The U.S. Embassy said that as of 8 p.m. on Tuesday, 61 people had been evacuated, with three of them having come from Grand Bahama.
Sands added that they are expecting an influx of patients from Grand Bahama as well, given issues at the hospital there, which experienced flooding during the storm.
“Well, you know, understand that Princess Margaret Hospital has been challenged with capacity even before the storm,” he said.
“Now we have an influx of patients from Abaco and, given the challenges with the Rand Memorial Hospital, we expect additional patients from the Rand.
“We have been engaged in discussions about reasonable decompression of the primary acute care facility in the country. This is a stressful time, not just for the people of Abaco and Grand Bahama, but for the people of the country, because there has been an impact, albeit of a lesser magnitude, on everybody.
“The nurses and doctors that traveled to Abaco and will travel to Grand Bahama come from the supply of doctors who would ordinarily be providing services in New Providence. That then means that New Providence is operating one man or two man down, using a sports analogy.

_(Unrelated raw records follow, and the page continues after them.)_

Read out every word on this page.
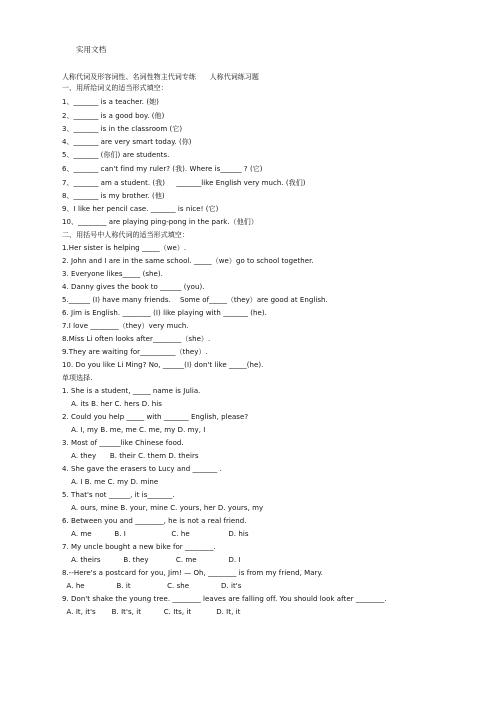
实用文档
人称代词及形容词性、名词性物主代词专练      人称代词练习题
一、用所给词义的适当形式填空：
1、_______ is a teacher. (她)
2、_______ is a good boy. (他)
3、_______ is in the classroom (它)
4、_______ are very smart today. (你)
5、_______ (你们) are students.
6、_______ can't find my ruler? (我). Where is______ ? (它)
7、_______ am a student. (我)     _______like English very much. (我们)
8、_______ is my brother. (他)
9、I like her pencil case. _______ is nice! (它)
10、________ are playing ping-pong in the park.（他们）
二、用括号中人称代词的适当形式填空：
1.Her sister is helping _____（we）.
2. John and I are in the same school. _____（we）go to school together.
3. Everyone likes_____ (she).
4. Danny gives the book to ______ (you).
5.______ (I) have many friends.    Some of_____（they）are good at English.
6. Jim is English. ________ (I) like playing with _______ (he).
7.I love ________（they）very much.
8.Miss Li often looks after________（she）.
9.They are waiting for__________（they）.
10. Do you like Li Ming? No, ______(I) don't like _____(he).
单项选择.
1. She is a student, _____ name is Julia.
A. its B. her C. hers D. his
2. Could you help _____ with _______ English, please?
A. I, my B. me, me C. me, my D. my, I
3. Most of ______like Chinese food.
A. they      B. their C. them D. theirs
4. She gave the erasers to Lucy and _______ .
A. I B. me C. my D. mine
5. That's not ______, it is_______.
A. ours, mine B. your, mine C. yours, her D. yours, my
6. Between you and ________, he is not a real friend.
A. me          B. I                    C. he                 D. his
7. My uncle bought a new bike for ________.
A. theirs          B. they            C. me              D. I
8.--Here's a postcard for you, Jim! — Oh, ________ is from my friend, Mary.
A. he              B. it                C. she              D. it's
9. Don't shake the young tree. ________ leaves are falling off. You should look after ________.
A. It, it's       B. It's, it          C. Its, it           D. It, it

So you are somewhat handicapped in the ordinary delivery of services in New Providence as you make obligatory contributions to the healthcare services in these badly affected islands.
“So, as we look to the medium-term and the longer term, we’re going to have to rely on assistance from international partners, and we may have to modify the level of service that people receive.
“We anticipate that it’s going to create some problems and we urge the public to be extremely patient and understanding.”
Sands added, “We’re doing the best we can given the circumstances.”